How much does automated translation cost? The DIY approach using a commercial LLM API works out to cents per PR for most projects, a few dollars at most for a full run of a large app. The exact cost depends on which model you use, cheaper models like GPT-4o-mini cost a fraction of a cent per 1,000 tokens. Dedicated tools like LocalHero start at $29/month. Compare that to agency translation at $0.10-0.25 per word with multi-day turnaround, and the economics are pretty clear.

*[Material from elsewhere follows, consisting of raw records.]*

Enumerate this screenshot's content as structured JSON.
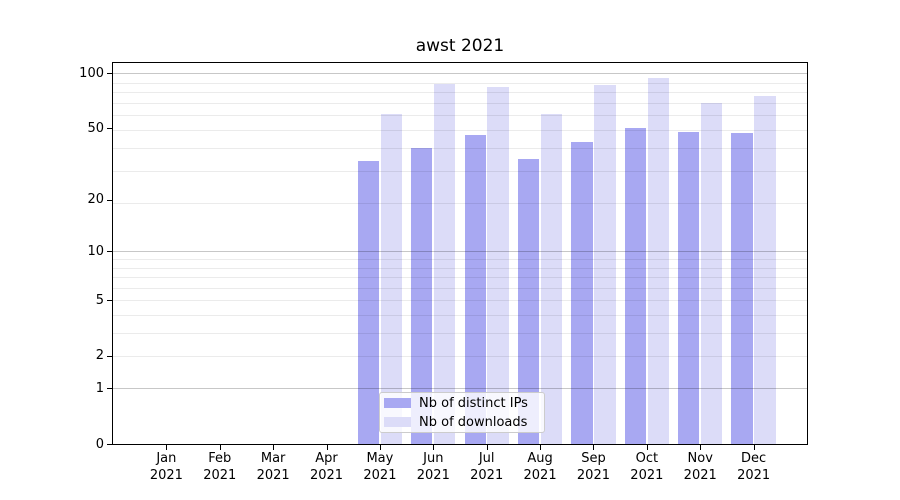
{
  "figure": {
    "background": "#ffffff"
  },
  "chart_data": {
    "type": "bar",
    "title": "awst 2021",
    "categories": [
      "Jan 2021",
      "Feb 2021",
      "Mar 2021",
      "Apr 2021",
      "May 2021",
      "Jun 2021",
      "Jul 2021",
      "Aug 2021",
      "Sep 2021",
      "Oct 2021",
      "Nov 2021",
      "Dec 2021"
    ],
    "series": [
      {
        "name": "Nb of distinct IPs",
        "color": "#a8a8f2",
        "values": [
          0,
          0,
          0,
          0,
          33,
          39,
          46,
          34,
          42,
          50,
          48,
          47
        ]
      },
      {
        "name": "Nb of downloads",
        "color": "#dcdcf8",
        "values": [
          0,
          0,
          0,
          0,
          60,
          88,
          84,
          60,
          86,
          95,
          69,
          75
        ]
      }
    ],
    "xlabel": "",
    "ylabel": "",
    "yscale": "log1p",
    "ylim": [
      0,
      114
    ],
    "yticks": [
      0,
      1,
      2,
      5,
      10,
      20,
      50,
      100
    ],
    "grid": true,
    "grid_major_values": [
      1,
      10,
      100
    ],
    "grid_minor_values": [
      2,
      3,
      4,
      5,
      6,
      7,
      8,
      9,
      19,
      29,
      39,
      49,
      59,
      69,
      79,
      89
    ],
    "legend_position": "lower center"
  },
  "colors": {
    "spine": "#000000",
    "grid_major": "rgba(0,0,0,0.22)",
    "grid_minor": "rgba(0,0,0,0.08)",
    "legend_border": "#cccccc",
    "legend_background": "rgba(255,255,255,0.8)"
  }
}
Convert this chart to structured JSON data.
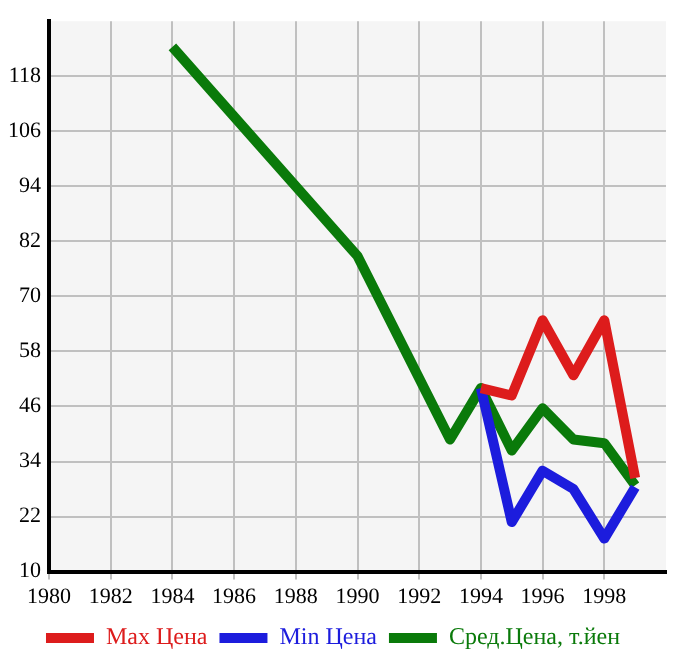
{
  "chart_data": {
    "type": "line",
    "xlim": [
      1980,
      2000
    ],
    "xticks": [
      1980,
      1982,
      1984,
      1986,
      1988,
      1990,
      1992,
      1994,
      1996,
      1998
    ],
    "ylim": [
      10,
      130
    ],
    "yticks": [
      10,
      22,
      34,
      46,
      58,
      70,
      82,
      94,
      106,
      118
    ],
    "grid": true,
    "legend": "bottom",
    "marker": "none",
    "line_style": "solid",
    "series": [
      {
        "name": "Max Цена",
        "color": "#dd1c1c",
        "x": [
          1994,
          1995,
          1996,
          1997,
          1998,
          1999
        ],
        "values": [
          50,
          48.4,
          64.8,
          52.8,
          64.8,
          30.4
        ]
      },
      {
        "name": "Min Цена",
        "color": "#1c1cdd",
        "x": [
          1994,
          1995,
          1996,
          1997,
          1998,
          1999
        ],
        "values": [
          50,
          20.8,
          32,
          28,
          17.2,
          28.4
        ]
      },
      {
        "name": "Сред.Цена, т.йен",
        "color": "#0a7a0a",
        "x": [
          1984,
          1990,
          1993,
          1994,
          1995,
          1996,
          1997,
          1998,
          1999
        ],
        "values": [
          124.4,
          78.8,
          38.8,
          50,
          36.4,
          45.6,
          38.8,
          38,
          28.8
        ]
      }
    ]
  }
}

Can I use GitHub Actions with YAML or PO translation files? Yes. The GitHub Action trigger works with any file path: YAML, JSON, PO, XLIFF, whatever your framework uses. The difference is in the translation script. JSON is straightforward to parse, YAML needs a library that handles nesting and pluralization, and PO files need a proper gettext parser. Dedicated translation tools typically handle all these formats out of the box.
What's the difference between a translation management platform and CI-based translation? Translation management platforms like Lokalise, Phrase, and Crowdin were built to coordinate human translators. They give you a web UI where translators work on strings, with assignment workflows, review stages, and collaboration features. CI-based translation (what this post covers) keeps everything in your git workflow: AI generates translations automatically in PRs with no separate platform to manage. The platform approach still makes sense if you have a dedicated localization team working with professional translators. The CI approach is a better fit for product teams where developers drive the workflow and AI handles the bulk of translation work.
Do I still need human translators? For product UI strings, mostly no. For marketing pages or anything with cultural nuance, having a native speaker review the output is still worth it. The shift is that human review becomes an occasional quality check, not the bottleneck that blocks every release.
Should translations auto-merge or require approval? For most teams, auto-commit to the PR branch plus a staging review works well. Translations land in the PR automatically, your team reviews them in context on staging, and you catch issues before production. For marketing copy or anything brand-sensitive, you might want to require an explicit approval step before merging. The beauty of the PR-based approach is that you get this review workflow for free, it's just part of the normal code review process.
Further reading
On the LocalHero blog:
- Setting Up Your Translation Process: choosing between in-house, agency, and automated approaches
- Translation Quality at Scale: how to check and maintain quality across thousands of translations
- Setting Up Style Guides & Glossaries: getting consistent brand voice in automated translations
External resources:
- GitHub Actions documentation
- OpenAI API reference
- react-i18next docs
- next-intl docs
- Rails I18n guide
- Django i18n documentation
Summary
Automating translations with GitHub Actions removes the coordination overhead that slows down international product teams. Whether you build a simple script, use a dedicated tool, or self-host, the key insight is the same: translations should be part of your CI/CD pipeline, not a separate process that blocks releases.
The fastest way to get started is picking whichever approach matches your current needs, setting it up on one project, and iterating from there. You don't need the perfect setup on day one. You just need translations to stop blocking your releases.